Estranha o narrador o pensamento daquelas damas durante uma sessão de julgamento, mas não menos estranho foi eu dar com a passagem pouco depois de no jornal de que sou assinante ter sido atraído por uma notícia cujo título era «Maltratou a mulher e filho deficiente. Juízes tiraram-no da cadeia por ser idoso». Não sendo meu desejo andar por aqui a espalhar pingos de sangue ou a angariar votos para André Ventura, dispenso os pormenores deste caso protagonizado, não por um homicida russo do século XIX, mas um octogenário lisboeta, ex-técnico superior do Instituto de Investigação Científica Tropical. Só dizer que se trata de uma verdadeira história de terror. Não obstante considerar o caso grave, uma juíza suspende a pena de três anos para lhe dar uma última oportunidade, ficando apenas proibido de contactar a vítima. Mas volta a contactar e de uma maneira muito pouco bonita de se ver. Desta vez um ano de prisão efectiva. Que, entretanto, foi interrompida em virtude de um colectivo de juízes, certamente virtuoso, considerar que estar numa prisão não é adequado a pessoas desta idade, argumentando que ao ter a percepção de que o fim da vida se está a aproximar, fica o idoso impedido de viver os últimos anos com dignidade.

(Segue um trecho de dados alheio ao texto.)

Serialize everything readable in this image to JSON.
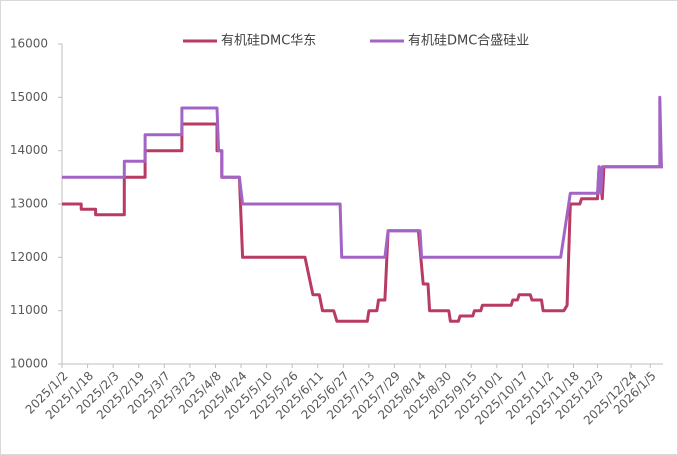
{
  "chart_data": {
    "type": "line",
    "series": [
      {
        "name": "有机硅DMC华东",
        "color": "#b83b62",
        "x": [
          "2025/1/2",
          "2025/1/14",
          "2025/1/14",
          "2025/1/23",
          "2025/1/23",
          "2025/2/10",
          "2025/2/10",
          "2025/2/23",
          "2025/2/23",
          "2025/3/18",
          "2025/3/18",
          "2025/4/9",
          "2025/4/9",
          "2025/4/12",
          "2025/4/12",
          "2025/4/23",
          "2025/4/25",
          "2025/6/3",
          "2025/6/8",
          "2025/6/12",
          "2025/6/14",
          "2025/6/21",
          "2025/6/23",
          "2025/7/12",
          "2025/7/13",
          "2025/7/18",
          "2025/7/19",
          "2025/7/23",
          "2025/7/25",
          "2025/8/13",
          "2025/8/16",
          "2025/8/19",
          "2025/8/20",
          "2025/9/1",
          "2025/9/2",
          "2025/9/7",
          "2025/9/8",
          "2025/9/16",
          "2025/9/17",
          "2025/9/21",
          "2025/9/22",
          "2025/10/10",
          "2025/10/11",
          "2025/10/14",
          "2025/10/15",
          "2025/10/22",
          "2025/10/23",
          "2025/10/29",
          "2025/10/30",
          "2025/11/12",
          "2025/11/14",
          "2025/11/16",
          "2025/11/22",
          "2025/11/23",
          "2025/12/3",
          "2025/12/4",
          "2025/12/6",
          "2025/12/7",
          "2026/1/13"
        ],
        "values": [
          13000,
          13000,
          12900,
          12900,
          12800,
          12800,
          13500,
          13500,
          14000,
          14000,
          14500,
          14500,
          14000,
          14000,
          13500,
          13500,
          12000,
          12000,
          11300,
          11300,
          11000,
          11000,
          10800,
          10800,
          11000,
          11000,
          11200,
          11200,
          12500,
          12500,
          11500,
          11500,
          11000,
          11000,
          10800,
          10800,
          10900,
          10900,
          11000,
          11000,
          11100,
          11100,
          11200,
          11200,
          11300,
          11300,
          11200,
          11200,
          11000,
          11000,
          11100,
          13000,
          13000,
          13100,
          13100,
          13700,
          13100,
          13700,
          13700
        ]
      },
      {
        "name": "有机硅DMC合盛硅业",
        "color": "#a365c5",
        "x": [
          "2025/1/2",
          "2025/2/10",
          "2025/2/10",
          "2025/2/23",
          "2025/2/23",
          "2025/3/18",
          "2025/3/18",
          "2025/4/9",
          "2025/4/10",
          "2025/4/12",
          "2025/4/12",
          "2025/4/23",
          "2025/4/25",
          "2025/6/25",
          "2025/6/26",
          "2025/7/23",
          "2025/7/25",
          "2025/8/14",
          "2025/8/15",
          "2025/11/10",
          "2025/11/16",
          "2025/12/3",
          "2025/12/4",
          "2025/12/5",
          "2025/12/6",
          "2026/1/11",
          "2026/1/11",
          "2026/1/12",
          "2026/1/13"
        ],
        "values": [
          13500,
          13500,
          13800,
          13800,
          14300,
          14300,
          14800,
          14800,
          14000,
          14000,
          13500,
          13500,
          13000,
          13000,
          12000,
          12000,
          12500,
          12500,
          12000,
          12000,
          13200,
          13200,
          13700,
          13200,
          13700,
          13700,
          15000,
          13700,
          13700
        ]
      }
    ],
    "xlim": [
      "2025/1/2",
      "2026/1/13"
    ],
    "xticks": [
      "2025/1/2",
      "2025/1/18",
      "2025/2/3",
      "2025/2/19",
      "2025/3/7",
      "2025/3/23",
      "2025/4/8",
      "2025/4/24",
      "2025/5/10",
      "2025/5/26",
      "2025/6/11",
      "2025/6/27",
      "2025/7/13",
      "2025/7/29",
      "2025/8/14",
      "2025/8/30",
      "2025/9/15",
      "2025/10/1",
      "2025/10/17",
      "2025/11/2",
      "2025/11/18",
      "2025/12/3",
      "2025/12/24",
      "2026/1/5"
    ],
    "ylim": [
      10000,
      16000
    ],
    "yticks": [
      10000,
      11000,
      12000,
      13000,
      14000,
      15000,
      16000
    ],
    "legend": "top"
  }
}
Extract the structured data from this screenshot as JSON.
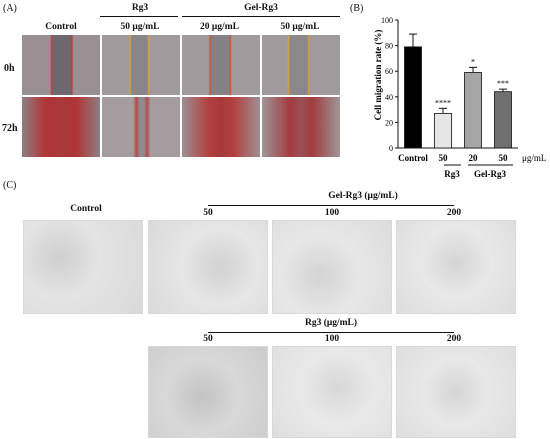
{
  "panel_a": {
    "label": "(A)",
    "group_rg3": "Rg3",
    "group_gel": "Gel-Rg3",
    "columns": [
      "Control",
      "50 μg/mL",
      "20 μg/mL",
      "50 μg/mL"
    ],
    "rows": [
      "0h",
      "72h"
    ]
  },
  "panel_b": {
    "label": "(B)",
    "unit_label": "μg/mL",
    "group_rg3": "Rg3",
    "group_gel": "Gel-Rg3"
  },
  "chart_data": {
    "type": "bar",
    "categories": [
      "Control",
      "50",
      "20",
      "50"
    ],
    "values": [
      79,
      27,
      59,
      44
    ],
    "errors": [
      10,
      4,
      4,
      2
    ],
    "significance": [
      "",
      "****",
      "*",
      "***"
    ],
    "bar_colors": [
      "#000000",
      "#e6e6e6",
      "#a6a6a6",
      "#6f6f6f"
    ],
    "ylabel": "Cell migration rate (%)",
    "ylim": [
      0,
      100
    ],
    "yticks": [
      0,
      20,
      40,
      60,
      80,
      100
    ]
  },
  "panel_c": {
    "label": "(C)",
    "gel_title": "Gel-Rg3 (μg/mL)",
    "rg3_title": "Rg3 (μg/mL)",
    "control_label": "Control",
    "gel_doses": [
      "50",
      "100",
      "200"
    ],
    "rg3_doses": [
      "50",
      "100",
      "200"
    ]
  }
}
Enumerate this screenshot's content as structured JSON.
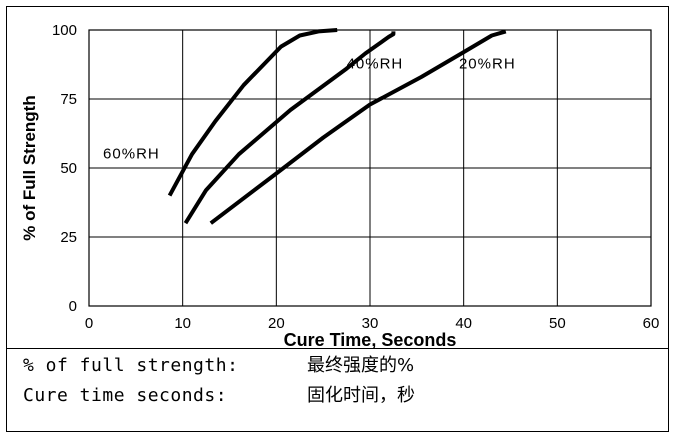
{
  "chart_data": {
    "type": "line",
    "title": "",
    "xlabel": "Cure Time, Seconds",
    "ylabel": "% of Full Strength",
    "xlim": [
      0,
      60
    ],
    "ylim": [
      0,
      100
    ],
    "xticks": [
      0,
      10,
      20,
      30,
      40,
      50,
      60
    ],
    "yticks": [
      0,
      25,
      50,
      75,
      100
    ],
    "grid": true,
    "series": [
      {
        "name": "60%RH",
        "points": [
          [
            8.6,
            40
          ],
          [
            11,
            55
          ],
          [
            13.5,
            67
          ],
          [
            16.5,
            80
          ],
          [
            20.5,
            94
          ],
          [
            22.5,
            98
          ],
          [
            24.5,
            99.5
          ],
          [
            26.5,
            100
          ]
        ]
      },
      {
        "name": "40%RH",
        "points": [
          [
            10.3,
            30
          ],
          [
            12.5,
            42
          ],
          [
            16,
            55
          ],
          [
            21.5,
            71
          ],
          [
            27.5,
            86
          ],
          [
            29.5,
            91.5
          ],
          [
            32,
            97.5
          ],
          [
            32.5,
            98.5
          ],
          [
            32.5,
            99.5
          ]
        ]
      },
      {
        "name": "20%RH",
        "points": [
          [
            13,
            30
          ],
          [
            20,
            48
          ],
          [
            25,
            61
          ],
          [
            30,
            73
          ],
          [
            35.5,
            83
          ],
          [
            40,
            92
          ],
          [
            43,
            98
          ],
          [
            44.5,
            99.5
          ]
        ]
      }
    ]
  },
  "legend": {
    "row1_en": "% of full strength:",
    "row1_cn": "最终强度的%",
    "row2_en": "Cure time seconds:",
    "row2_cn": "固化时间，秒"
  }
}
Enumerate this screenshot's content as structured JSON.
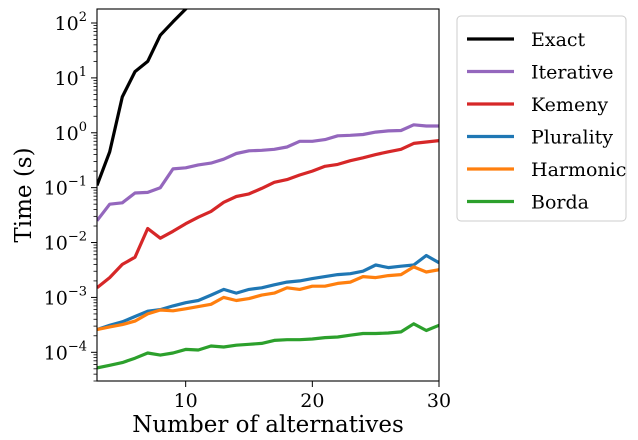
{
  "chart_data": {
    "type": "line",
    "xlabel": "Number of alternatives",
    "ylabel": "Time (s)",
    "xlim": [
      3,
      30
    ],
    "ylim": [
      3e-05,
      180
    ],
    "y_scale": "log",
    "grid": false,
    "legend_placement": "outside-right",
    "x_ticks": [
      10,
      20,
      30
    ],
    "y_ticks": [
      {
        "value": 0.0001,
        "base": "10",
        "exp": "−4"
      },
      {
        "value": 0.001,
        "base": "10",
        "exp": "−3"
      },
      {
        "value": 0.01,
        "base": "10",
        "exp": "−2"
      },
      {
        "value": 0.1,
        "base": "10",
        "exp": "−1"
      },
      {
        "value": 1,
        "base": "10",
        "exp": "0"
      },
      {
        "value": 10,
        "base": "10",
        "exp": "1"
      },
      {
        "value": 100,
        "base": "10",
        "exp": "2"
      }
    ],
    "series": [
      {
        "name": "Exact",
        "color": "#000000",
        "x": [
          3,
          4,
          5,
          6,
          7,
          8,
          9,
          10,
          11
        ],
        "values": [
          0.11,
          0.45,
          4.5,
          13,
          20,
          60,
          105,
          180,
          300
        ]
      },
      {
        "name": "Iterative",
        "color": "#9467bd",
        "x": [
          3,
          4,
          5,
          6,
          7,
          8,
          9,
          10,
          11,
          12,
          13,
          14,
          15,
          16,
          17,
          18,
          19,
          20,
          21,
          22,
          23,
          24,
          25,
          26,
          27,
          28,
          29,
          30
        ],
        "values": [
          0.025,
          0.05,
          0.053,
          0.08,
          0.082,
          0.1,
          0.22,
          0.23,
          0.26,
          0.28,
          0.33,
          0.42,
          0.47,
          0.48,
          0.5,
          0.55,
          0.7,
          0.7,
          0.75,
          0.88,
          0.9,
          0.93,
          1.03,
          1.08,
          1.1,
          1.4,
          1.33,
          1.33
        ]
      },
      {
        "name": "Kemeny",
        "color": "#d62728",
        "x": [
          3,
          4,
          5,
          6,
          7,
          8,
          9,
          10,
          11,
          12,
          13,
          14,
          15,
          16,
          17,
          18,
          19,
          20,
          21,
          22,
          23,
          24,
          25,
          26,
          27,
          28,
          29,
          30
        ],
        "values": [
          0.0015,
          0.0023,
          0.004,
          0.0054,
          0.018,
          0.012,
          0.016,
          0.022,
          0.029,
          0.037,
          0.054,
          0.069,
          0.077,
          0.097,
          0.125,
          0.14,
          0.17,
          0.2,
          0.245,
          0.265,
          0.31,
          0.35,
          0.4,
          0.45,
          0.5,
          0.64,
          0.68,
          0.72
        ]
      },
      {
        "name": "Plurality",
        "color": "#1f77b4",
        "x": [
          3,
          4,
          5,
          6,
          7,
          8,
          9,
          10,
          11,
          12,
          13,
          14,
          15,
          16,
          17,
          18,
          19,
          20,
          21,
          22,
          23,
          24,
          25,
          26,
          27,
          28,
          29,
          30
        ],
        "values": [
          0.00026,
          0.00031,
          0.00036,
          0.00045,
          0.00056,
          0.0006,
          0.0007,
          0.0008,
          0.00088,
          0.0011,
          0.0014,
          0.0012,
          0.0014,
          0.0015,
          0.0017,
          0.0019,
          0.002,
          0.0022,
          0.0024,
          0.0026,
          0.0027,
          0.003,
          0.0039,
          0.0035,
          0.0037,
          0.0039,
          0.0058,
          0.0043
        ]
      },
      {
        "name": "Harmonic",
        "color": "#ff7f0e",
        "x": [
          3,
          4,
          5,
          6,
          7,
          8,
          9,
          10,
          11,
          12,
          13,
          14,
          15,
          16,
          17,
          18,
          19,
          20,
          21,
          22,
          23,
          24,
          25,
          26,
          27,
          28,
          29,
          30
        ],
        "values": [
          0.00026,
          0.00029,
          0.00032,
          0.00037,
          0.0005,
          0.00059,
          0.00057,
          0.00062,
          0.00068,
          0.00075,
          0.001,
          0.00088,
          0.00095,
          0.0011,
          0.0012,
          0.0015,
          0.0014,
          0.0016,
          0.0016,
          0.0018,
          0.0019,
          0.0024,
          0.0023,
          0.0025,
          0.0026,
          0.0036,
          0.0029,
          0.0032
        ]
      },
      {
        "name": "Borda",
        "color": "#2ca02c",
        "x": [
          3,
          4,
          5,
          6,
          7,
          8,
          9,
          10,
          11,
          12,
          13,
          14,
          15,
          16,
          17,
          18,
          19,
          20,
          21,
          22,
          23,
          24,
          25,
          26,
          27,
          28,
          29,
          30
        ],
        "values": [
          5.2e-05,
          5.8e-05,
          6.5e-05,
          7.8e-05,
          9.7e-05,
          8.9e-05,
          9.7e-05,
          0.000113,
          0.00011,
          0.00013,
          0.000125,
          0.000135,
          0.00014,
          0.000145,
          0.000165,
          0.00017,
          0.00017,
          0.000175,
          0.000185,
          0.00019,
          0.000205,
          0.00022,
          0.00022,
          0.000225,
          0.000235,
          0.00033,
          0.00025,
          0.00031
        ]
      }
    ]
  }
}
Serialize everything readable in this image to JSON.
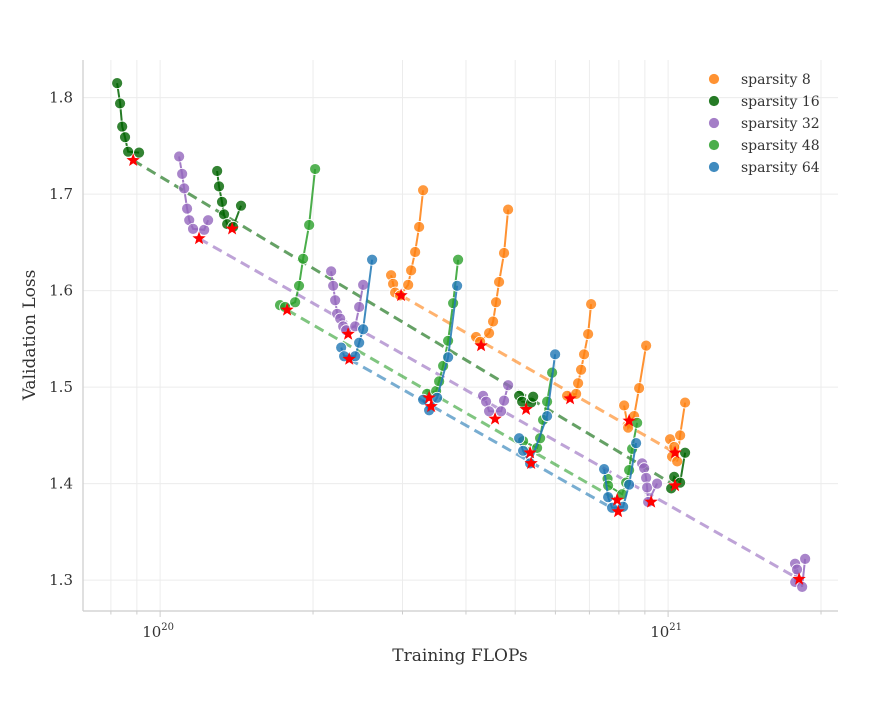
{
  "chart_data": {
    "type": "scatter",
    "title": "",
    "xlabel": "Training FLOPs",
    "ylabel": "Validation Loss",
    "xscale": "log",
    "xlim": [
      7.05e+19,
      2.16e+21
    ],
    "ylim": [
      1.268,
      1.839
    ],
    "x_tick_labels": [
      {
        "value": 1e+20,
        "base": "10",
        "exp": "20"
      },
      {
        "value": 1e+21,
        "base": "10",
        "exp": "21"
      }
    ],
    "y_ticks": [
      1.3,
      1.4,
      1.5,
      1.6,
      1.7,
      1.8
    ],
    "y_tick_labels": [
      "1.3",
      "1.4",
      "1.5",
      "1.6",
      "1.7",
      "1.8"
    ],
    "grid": true,
    "legend_position": "top-right",
    "optimum_marker_color": "#ff0000",
    "series": [
      {
        "name": "sparsity 8",
        "color": "#ff7f0e",
        "groups": [
          {
            "points": [
              [
                2.849e+20,
                1.616
              ],
              [
                2.875e+20,
                1.607
              ],
              [
                2.901e+20,
                1.598
              ],
              [
                2.968e+20,
                1.595
              ],
              [
                3.078e+20,
                1.606
              ],
              [
                3.12e+20,
                1.621
              ],
              [
                3.177e+20,
                1.64
              ],
              [
                3.235e+20,
                1.666
              ],
              [
                3.294e+20,
                1.704
              ]
            ],
            "optimum": [
              2.981e+20,
              1.595
            ]
          },
          {
            "points": [
              [
                4.188e+20,
                1.552
              ],
              [
                4.265e+20,
                1.547
              ],
              [
                4.442e+20,
                1.556
              ],
              [
                4.523e+20,
                1.568
              ],
              [
                4.585e+20,
                1.588
              ],
              [
                4.648e+20,
                1.609
              ],
              [
                4.754e+20,
                1.639
              ],
              [
                4.842e+20,
                1.684
              ]
            ],
            "optimum": [
              4.284e+20,
              1.543
            ]
          },
          {
            "points": [
              [
                6.327e+20,
                1.491
              ],
              [
                6.59e+20,
                1.493
              ],
              [
                6.65e+20,
                1.504
              ],
              [
                6.741e+20,
                1.518
              ],
              [
                6.833e+20,
                1.534
              ],
              [
                6.959e+20,
                1.555
              ],
              [
                7.054e+20,
                1.586
              ]
            ],
            "optimum": [
              6.414e+20,
              1.488
            ]
          },
          {
            "points": [
              [
                8.193e+20,
                1.481
              ],
              [
                8.343e+20,
                1.458
              ],
              [
                8.572e+20,
                1.47
              ],
              [
                8.769e+20,
                1.499
              ],
              [
                9.052e+20,
                1.543
              ]
            ],
            "optimum": [
              8.38e+20,
              1.465
            ]
          },
          {
            "points": [
              [
                1.009e+21,
                1.446
              ],
              [
                1.018e+21,
                1.428
              ],
              [
                1.028e+21,
                1.438
              ],
              [
                1.042e+21,
                1.423
              ],
              [
                1.056e+21,
                1.45
              ],
              [
                1.08e+21,
                1.484
              ]
            ],
            "optimum": [
              1.032e+21,
              1.432
            ]
          }
        ]
      },
      {
        "name": "sparsity 16",
        "color": "#006400",
        "groups": [
          {
            "points": [
              [
                8.23e+19,
                1.815
              ],
              [
                8.34e+19,
                1.794
              ],
              [
                8.42e+19,
                1.77
              ],
              [
                8.53e+19,
                1.759
              ],
              [
                8.65e+19,
                1.744
              ],
              [
                9.09e+19,
                1.743
              ]
            ],
            "optimum": [
              8.85e+19,
              1.735
            ]
          },
          {
            "points": [
              [
                1.295e+20,
                1.724
              ],
              [
                1.306e+20,
                1.708
              ],
              [
                1.324e+20,
                1.692
              ],
              [
                1.336e+20,
                1.679
              ],
              [
                1.355e+20,
                1.669
              ],
              [
                1.392e+20,
                1.666
              ],
              [
                1.443e+20,
                1.688
              ]
            ],
            "optimum": [
              1.386e+20,
              1.664
            ]
          },
          {
            "points": [
              [
                5.09e+20,
                1.491
              ],
              [
                5.16e+20,
                1.485
              ],
              [
                5.375e+20,
                1.484
              ],
              [
                5.424e+20,
                1.49
              ]
            ],
            "optimum": [
              5.254e+20,
              1.477
            ]
          },
          {
            "points": [
              [
                1.014e+21,
                1.395
              ],
              [
                1.028e+21,
                1.407
              ],
              [
                1.056e+21,
                1.401
              ],
              [
                1.08e+21,
                1.432
              ]
            ],
            "optimum": [
              1.032e+21,
              1.398
            ]
          }
        ]
      },
      {
        "name": "sparsity 32",
        "color": "#9467bd",
        "groups": [
          {
            "points": [
              [
                1.09e+20,
                1.739
              ],
              [
                1.105e+20,
                1.721
              ],
              [
                1.115e+20,
                1.706
              ],
              [
                1.13e+20,
                1.685
              ],
              [
                1.141e+20,
                1.673
              ],
              [
                1.161e+20,
                1.664
              ],
              [
                1.221e+20,
                1.663
              ],
              [
                1.243e+20,
                1.673
              ]
            ],
            "optimum": [
              1.193e+20,
              1.654
            ]
          },
          {
            "points": [
              [
                2.171e+20,
                1.62
              ],
              [
                2.191e+20,
                1.605
              ],
              [
                2.211e+20,
                1.59
              ],
              [
                2.231e+20,
                1.576
              ],
              [
                2.262e+20,
                1.571
              ],
              [
                2.293e+20,
                1.563
              ],
              [
                2.324e+20,
                1.559
              ],
              [
                2.421e+20,
                1.563
              ],
              [
                2.465e+20,
                1.583
              ],
              [
                2.51e+20,
                1.606
              ]
            ],
            "optimum": [
              2.345e+20,
              1.555
            ]
          },
          {
            "points": [
              [
                4.323e+20,
                1.491
              ],
              [
                4.382e+20,
                1.485
              ],
              [
                4.442e+20,
                1.475
              ],
              [
                4.69e+20,
                1.475
              ],
              [
                4.754e+20,
                1.486
              ],
              [
                4.842e+20,
                1.502
              ]
            ],
            "optimum": [
              4.564e+20,
              1.467
            ]
          },
          {
            "points": [
              [
                8.889e+20,
                1.421
              ],
              [
                8.97e+20,
                1.416
              ],
              [
                9.052e+20,
                1.406
              ],
              [
                9.093e+20,
                1.396
              ],
              [
                9.135e+20,
                1.381
              ],
              [
                9.513e+20,
                1.4
              ]
            ],
            "optimum": [
              9.26e+20,
              1.381
            ]
          },
          {
            "points": [
              [
                1.778e+21,
                1.317
              ],
              [
                1.794e+21,
                1.311
              ],
              [
                1.779e+21,
                1.298
              ],
              [
                1.836e+21,
                1.293
              ],
              [
                1.861e+21,
                1.322
              ]
            ],
            "optimum": [
              1.811e+21,
              1.301
            ]
          }
        ]
      },
      {
        "name": "sparsity 48",
        "color": "#2ca02c",
        "groups": [
          {
            "points": [
              [
                1.722e+20,
                1.585
              ],
              [
                1.762e+20,
                1.583
              ],
              [
                1.844e+20,
                1.588
              ],
              [
                1.877e+20,
                1.605
              ],
              [
                1.912e+20,
                1.633
              ],
              [
                1.965e+20,
                1.668
              ],
              [
                2.019e+20,
                1.726
              ]
            ],
            "optimum": [
              1.778e+20,
              1.58
            ]
          },
          {
            "points": [
              [
                3.354e+20,
                1.493
              ],
              [
                3.494e+20,
                1.496
              ],
              [
                3.542e+20,
                1.506
              ],
              [
                3.607e+20,
                1.522
              ],
              [
                3.689e+20,
                1.548
              ],
              [
                3.774e+20,
                1.587
              ],
              [
                3.86e+20,
                1.632
              ]
            ],
            "optimum": [
              3.385e+20,
              1.489
            ]
          },
          {
            "points": [
              [
                5.183e+20,
                1.444
              ],
              [
                5.522e+20,
                1.437
              ],
              [
                5.598e+20,
                1.447
              ],
              [
                5.674e+20,
                1.466
              ],
              [
                5.778e+20,
                1.485
              ],
              [
                5.911e+20,
                1.515
              ]
            ],
            "optimum": [
              5.35e+20,
              1.432
            ]
          },
          {
            "points": [
              [
                7.6e+20,
                1.405
              ],
              [
                7.619e+20,
                1.398
              ],
              [
                8.118e+20,
                1.389
              ],
              [
                8.267e+20,
                1.401
              ],
              [
                8.38e+20,
                1.414
              ],
              [
                8.495e+20,
                1.436
              ],
              [
                8.69e+20,
                1.463
              ]
            ],
            "optimum": [
              7.937e+20,
              1.383
            ]
          }
        ]
      },
      {
        "name": "sparsity 64",
        "color": "#1f77b4",
        "groups": [
          {
            "points": [
              [
                2.272e+20,
                1.541
              ],
              [
                2.303e+20,
                1.532
              ],
              [
                2.421e+20,
                1.532
              ],
              [
                2.465e+20,
                1.546
              ],
              [
                2.51e+20,
                1.56
              ],
              [
                2.614e+20,
                1.632
              ]
            ],
            "optimum": [
              2.356e+20,
              1.529
            ]
          },
          {
            "points": [
              [
                3.294e+20,
                1.487
              ],
              [
                3.385e+20,
                1.476
              ],
              [
                3.51e+20,
                1.489
              ],
              [
                3.689e+20,
                1.531
              ],
              [
                3.843e+20,
                1.605
              ]
            ],
            "optimum": [
              3.416e+20,
              1.48
            ]
          },
          {
            "points": [
              [
                5.09e+20,
                1.447
              ],
              [
                5.183e+20,
                1.434
              ],
              [
                5.35e+20,
                1.421
              ],
              [
                5.778e+20,
                1.47
              ],
              [
                5.992e+20,
                1.534
              ]
            ],
            "optimum": [
              5.375e+20,
              1.421
            ]
          },
          {
            "points": [
              [
                7.482e+20,
                1.415
              ],
              [
                7.619e+20,
                1.386
              ],
              [
                7.759e+20,
                1.375
              ],
              [
                8.155e+20,
                1.376
              ],
              [
                8.38e+20,
                1.399
              ],
              [
                8.65e+20,
                1.442
              ]
            ],
            "optimum": [
              7.973e+20,
              1.371
            ]
          }
        ]
      }
    ]
  }
}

Julgo perceber o que passa na cabeça de um narrador que, em 1879, na Rússia czarista, se refere a «novas ideias» ou «novos sentimentos de agora». Como muitos que não lêem romances russos do século XIX, poderia também vir também falar em novas ideias e sentimentos a insuflar a consciência moral dos nossos juízes, preparando-nos para um mundo mais  justo e humano. Mas custa-me falar em novas ideias ou sentimentos, pois se as juntar às de 1879 fica uma mistura algo sincrética no escuro interior do saco. Talvez deva pensar que naquela Rússia claustrofóbica e desumana fizesse todo o sentido falar na modernidade e bondade de novas ideias e sentimentos, mas que 150 anos depois pode ser um crassíssimo erro de percepção. Ser inovador e moderno hoje já não é o mesmo que no tempo daqueles juízes pois o mundo também já não é o mesmo e o seu optimismo não tem de ser o nosso, podendo o bálsamo de outrora ser combustível para os cenofóbicos deste mundo desejarem um outro mais fechado, parecido até com aquele que os juízes de 1879 quiseram mudar com novas ideias e sentimentos. Com certeza que a virtude estará no meio mas também é uma verdade que está longe de me apaziguar, pois, como bem sabia Aristóteles, nem sempre é fácil. E enquanto uns falham porque não o conseguem, outros acertam por fazerem tudo para não o conseguir.